As such, this is my long winded approach:
Using the multinomial theorem,
$$(x_1 + x_2 + \cdots + x_m)^n
= \sum_{k_1+k_2+\cdots+k_m=n} {n \choose k_1, k_2, \ldots, k_m}
\prod_{1\le t\le m}x_{t}^{k_{t}},$$
we have the specific parameters $m=3$, $n=7$, $x_1=x^2$, $x_2=x$, and $x_3=-5$.
Via the theorem,
$$(x^2+x-5)^7=\sum_{k_1+k_2+k_3=7} {7 \choose k_1, k_2, k_3}\prod_{1 \le t \le 3}x_{t}^{k_t}=\sum_{k_1+k_2+k_3=7} {7 \choose k_1, k_2, k_3}x^{2k_1}x^{k_2}(-5)^{k_3}.$$
The coefficient of the $x^3$ term is the summation of the multinomial coefficient multiplied by the $(-5)^{k_3}$ factor evaluated at all the solutions of the equation $2k_1+k_2=3$ where $0\le k_1\le 7$ and $0 \le k_2 \le 7$.
Those values are $(k_1,k_2)=\{(1,1),(0,3)\}.$ Given that $k_1+k_2+k_3=7$, $k_3$ are respectively $5$ and $4$.
Hence, the coefficient of the $x^3$ is
$${7 \choose 1,1,5}(-5)^{5}+{7 \choose 0,3,4}(-5)^4.$$
Given that the definition of the multinomial coefficient is
$${n \choose k_1,k_2,\ldots ,k_m}=\frac{n!}{k_1!k_2!\cdots k_m!},$$
$$
\begin{align}
{7 \choose 1,1,5}(-5)^{5}+{7 \choose 0,3,4}(-5)^4&=\frac{7!(-5)^5}{1!1!5!}+\frac{7!(-5)^4}{0!3!4!}\\
&=7\cdot 6(-5)^5+\frac{7\cdot 6\cdot 5(-5)^4}{3!}\\
&=-109375
\end{align}$$
This could be atrociously wrong. Either way, I am desperate for a much simpler process. This is ridiculous to do in a timed testing environment without the formulas given.
I would like to see a very simple but also very general way of arriving at the correct answer (preferably without college methods, but I am open to any methods).
What says you, Math.SE?
Best Answer
Well, in full generality, the approach you took is the right one (though you made a minor mistake in the end), but if you want to do without all the machinery, it's probably easier to do this calculation armed only with a bit of common sense.

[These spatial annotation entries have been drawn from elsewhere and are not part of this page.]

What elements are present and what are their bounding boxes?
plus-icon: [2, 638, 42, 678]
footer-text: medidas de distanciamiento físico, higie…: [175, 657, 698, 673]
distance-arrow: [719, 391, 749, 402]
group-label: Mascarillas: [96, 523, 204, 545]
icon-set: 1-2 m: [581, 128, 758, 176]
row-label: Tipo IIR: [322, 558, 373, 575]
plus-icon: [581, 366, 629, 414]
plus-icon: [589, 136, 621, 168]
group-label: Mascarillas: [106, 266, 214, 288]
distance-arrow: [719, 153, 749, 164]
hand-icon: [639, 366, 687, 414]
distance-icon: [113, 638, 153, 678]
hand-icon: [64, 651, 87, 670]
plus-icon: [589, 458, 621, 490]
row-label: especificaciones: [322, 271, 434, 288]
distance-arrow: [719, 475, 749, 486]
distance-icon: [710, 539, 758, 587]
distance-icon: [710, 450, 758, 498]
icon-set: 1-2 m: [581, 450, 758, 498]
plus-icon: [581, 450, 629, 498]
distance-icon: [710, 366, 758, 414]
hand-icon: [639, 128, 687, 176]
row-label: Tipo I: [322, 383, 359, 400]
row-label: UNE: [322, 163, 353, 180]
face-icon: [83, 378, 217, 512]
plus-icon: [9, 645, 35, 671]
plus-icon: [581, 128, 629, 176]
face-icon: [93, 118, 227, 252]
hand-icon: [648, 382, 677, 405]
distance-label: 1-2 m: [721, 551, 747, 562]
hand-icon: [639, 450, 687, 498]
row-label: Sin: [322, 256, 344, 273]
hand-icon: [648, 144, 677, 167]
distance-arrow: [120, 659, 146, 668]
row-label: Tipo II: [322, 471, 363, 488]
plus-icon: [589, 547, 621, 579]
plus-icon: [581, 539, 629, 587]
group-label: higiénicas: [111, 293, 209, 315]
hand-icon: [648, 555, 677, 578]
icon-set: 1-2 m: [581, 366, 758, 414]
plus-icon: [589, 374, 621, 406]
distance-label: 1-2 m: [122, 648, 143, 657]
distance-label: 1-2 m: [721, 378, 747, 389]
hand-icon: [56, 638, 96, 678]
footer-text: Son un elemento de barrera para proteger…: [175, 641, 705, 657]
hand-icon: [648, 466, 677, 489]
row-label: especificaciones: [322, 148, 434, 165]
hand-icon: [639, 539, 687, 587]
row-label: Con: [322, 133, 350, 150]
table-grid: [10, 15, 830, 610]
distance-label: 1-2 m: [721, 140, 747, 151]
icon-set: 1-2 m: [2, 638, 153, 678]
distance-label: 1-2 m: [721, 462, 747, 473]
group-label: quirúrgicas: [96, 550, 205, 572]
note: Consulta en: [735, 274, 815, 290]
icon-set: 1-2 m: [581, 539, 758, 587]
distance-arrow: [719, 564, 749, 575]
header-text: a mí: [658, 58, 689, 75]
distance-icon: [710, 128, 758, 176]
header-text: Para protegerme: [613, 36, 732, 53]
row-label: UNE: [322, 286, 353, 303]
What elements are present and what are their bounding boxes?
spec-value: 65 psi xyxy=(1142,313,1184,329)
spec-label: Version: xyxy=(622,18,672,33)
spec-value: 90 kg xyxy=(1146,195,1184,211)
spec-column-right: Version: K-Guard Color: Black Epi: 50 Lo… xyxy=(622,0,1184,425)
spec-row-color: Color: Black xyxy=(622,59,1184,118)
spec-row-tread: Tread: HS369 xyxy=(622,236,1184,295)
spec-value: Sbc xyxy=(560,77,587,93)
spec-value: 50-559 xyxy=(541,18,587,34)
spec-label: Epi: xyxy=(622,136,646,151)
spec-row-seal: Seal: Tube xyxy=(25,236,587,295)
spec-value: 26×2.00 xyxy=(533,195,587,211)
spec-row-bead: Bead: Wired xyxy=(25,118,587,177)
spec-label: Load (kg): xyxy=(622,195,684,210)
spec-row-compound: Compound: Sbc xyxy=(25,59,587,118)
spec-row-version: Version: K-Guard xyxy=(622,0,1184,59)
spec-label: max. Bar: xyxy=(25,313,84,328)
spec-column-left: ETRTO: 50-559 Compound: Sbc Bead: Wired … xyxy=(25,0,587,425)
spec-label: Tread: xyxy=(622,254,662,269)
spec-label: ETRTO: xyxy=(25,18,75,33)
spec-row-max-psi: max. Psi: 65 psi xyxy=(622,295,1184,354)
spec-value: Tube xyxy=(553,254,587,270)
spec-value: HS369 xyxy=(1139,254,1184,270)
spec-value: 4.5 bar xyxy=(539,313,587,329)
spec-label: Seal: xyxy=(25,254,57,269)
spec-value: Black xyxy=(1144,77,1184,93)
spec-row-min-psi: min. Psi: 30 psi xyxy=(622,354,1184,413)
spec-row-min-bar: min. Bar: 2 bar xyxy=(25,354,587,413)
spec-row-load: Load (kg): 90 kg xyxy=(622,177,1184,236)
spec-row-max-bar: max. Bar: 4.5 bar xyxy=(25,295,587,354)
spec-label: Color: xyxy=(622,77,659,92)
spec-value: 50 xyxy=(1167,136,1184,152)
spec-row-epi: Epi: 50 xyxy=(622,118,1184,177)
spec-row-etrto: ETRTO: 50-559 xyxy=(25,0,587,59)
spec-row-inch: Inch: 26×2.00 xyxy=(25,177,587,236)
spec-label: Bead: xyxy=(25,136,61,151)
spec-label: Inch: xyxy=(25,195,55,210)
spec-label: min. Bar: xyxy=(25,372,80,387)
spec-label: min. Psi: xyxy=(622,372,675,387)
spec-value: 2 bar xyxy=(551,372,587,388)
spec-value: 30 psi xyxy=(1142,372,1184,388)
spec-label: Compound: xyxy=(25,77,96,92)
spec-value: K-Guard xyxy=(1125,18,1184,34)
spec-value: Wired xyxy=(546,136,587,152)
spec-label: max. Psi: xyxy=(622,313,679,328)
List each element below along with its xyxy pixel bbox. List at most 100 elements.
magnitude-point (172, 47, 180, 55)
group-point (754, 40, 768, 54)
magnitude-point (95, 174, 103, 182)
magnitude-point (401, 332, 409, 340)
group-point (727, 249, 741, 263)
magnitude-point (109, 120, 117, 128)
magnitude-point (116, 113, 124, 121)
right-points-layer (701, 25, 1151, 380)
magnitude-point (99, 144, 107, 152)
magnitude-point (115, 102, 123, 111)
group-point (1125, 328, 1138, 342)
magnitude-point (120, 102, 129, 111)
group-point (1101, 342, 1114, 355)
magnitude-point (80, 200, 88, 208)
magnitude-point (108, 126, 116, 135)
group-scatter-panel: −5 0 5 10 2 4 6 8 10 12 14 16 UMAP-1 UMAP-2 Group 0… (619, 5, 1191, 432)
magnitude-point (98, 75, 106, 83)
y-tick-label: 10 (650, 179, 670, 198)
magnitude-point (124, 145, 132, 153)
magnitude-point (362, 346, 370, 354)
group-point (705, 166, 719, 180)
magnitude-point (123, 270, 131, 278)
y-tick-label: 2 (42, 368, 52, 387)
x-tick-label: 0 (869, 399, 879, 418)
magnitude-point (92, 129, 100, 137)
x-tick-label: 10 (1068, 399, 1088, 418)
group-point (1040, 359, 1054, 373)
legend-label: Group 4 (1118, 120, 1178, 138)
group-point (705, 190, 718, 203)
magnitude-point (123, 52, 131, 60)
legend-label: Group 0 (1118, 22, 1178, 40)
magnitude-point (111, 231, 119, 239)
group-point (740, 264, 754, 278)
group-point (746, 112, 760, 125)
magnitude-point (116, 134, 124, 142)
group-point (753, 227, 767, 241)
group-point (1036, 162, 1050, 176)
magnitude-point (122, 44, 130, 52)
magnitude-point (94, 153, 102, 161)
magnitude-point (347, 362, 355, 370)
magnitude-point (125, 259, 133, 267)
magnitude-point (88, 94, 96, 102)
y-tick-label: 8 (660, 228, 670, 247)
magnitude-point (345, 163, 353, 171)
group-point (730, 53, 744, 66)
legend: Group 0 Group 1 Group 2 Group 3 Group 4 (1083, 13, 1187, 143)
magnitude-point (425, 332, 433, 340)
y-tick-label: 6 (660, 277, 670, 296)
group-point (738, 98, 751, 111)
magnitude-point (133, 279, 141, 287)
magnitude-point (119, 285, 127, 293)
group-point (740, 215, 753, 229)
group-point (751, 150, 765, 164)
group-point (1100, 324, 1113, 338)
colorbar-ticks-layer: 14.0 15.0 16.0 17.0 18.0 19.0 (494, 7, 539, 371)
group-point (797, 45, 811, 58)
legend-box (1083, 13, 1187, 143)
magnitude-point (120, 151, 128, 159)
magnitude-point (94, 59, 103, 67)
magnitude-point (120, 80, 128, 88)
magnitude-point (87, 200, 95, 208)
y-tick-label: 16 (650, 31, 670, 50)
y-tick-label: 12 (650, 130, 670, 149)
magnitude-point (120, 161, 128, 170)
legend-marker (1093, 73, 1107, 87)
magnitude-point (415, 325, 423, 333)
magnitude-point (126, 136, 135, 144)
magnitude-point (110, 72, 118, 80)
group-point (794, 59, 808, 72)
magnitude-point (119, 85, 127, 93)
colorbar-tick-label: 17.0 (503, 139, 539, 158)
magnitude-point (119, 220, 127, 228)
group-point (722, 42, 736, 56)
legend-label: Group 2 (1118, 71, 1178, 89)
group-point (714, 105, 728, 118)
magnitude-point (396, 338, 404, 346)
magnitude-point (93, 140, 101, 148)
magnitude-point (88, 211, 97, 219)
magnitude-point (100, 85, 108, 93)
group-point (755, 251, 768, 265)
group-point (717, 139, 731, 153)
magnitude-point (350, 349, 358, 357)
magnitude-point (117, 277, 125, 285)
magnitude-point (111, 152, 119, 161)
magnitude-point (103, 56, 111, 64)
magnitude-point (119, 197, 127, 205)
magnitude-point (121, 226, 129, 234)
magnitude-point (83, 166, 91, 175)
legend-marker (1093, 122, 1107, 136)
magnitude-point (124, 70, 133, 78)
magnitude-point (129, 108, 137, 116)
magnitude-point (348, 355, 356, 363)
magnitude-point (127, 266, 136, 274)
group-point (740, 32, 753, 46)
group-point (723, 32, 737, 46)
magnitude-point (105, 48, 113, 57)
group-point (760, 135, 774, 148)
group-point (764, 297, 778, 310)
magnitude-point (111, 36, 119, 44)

You want three factors of $x$ – where are you going to get them from? Either from three individual $x$s, or from one $x^2$ and one $x$. In either case, the remaining factors have to be $-5$. In the first case, you can choose $3$ out of $7$ factors to be $x$, so this yields $\binom73(-5)^4$. In the second case, you can select one out of $7$ factors to be $x^2$ and then one of the $6$ remaining factors to be $x$, so this yields $7\cdot6(-5)^5$. The sum is $35(-5)^4+42(-5)^5=(35-210)(-5)^4=-175\cdot625=-109375$, which is also what your approach would have yielded if you hadn't accidentally increased the exponent of $-5$ by one in the second term.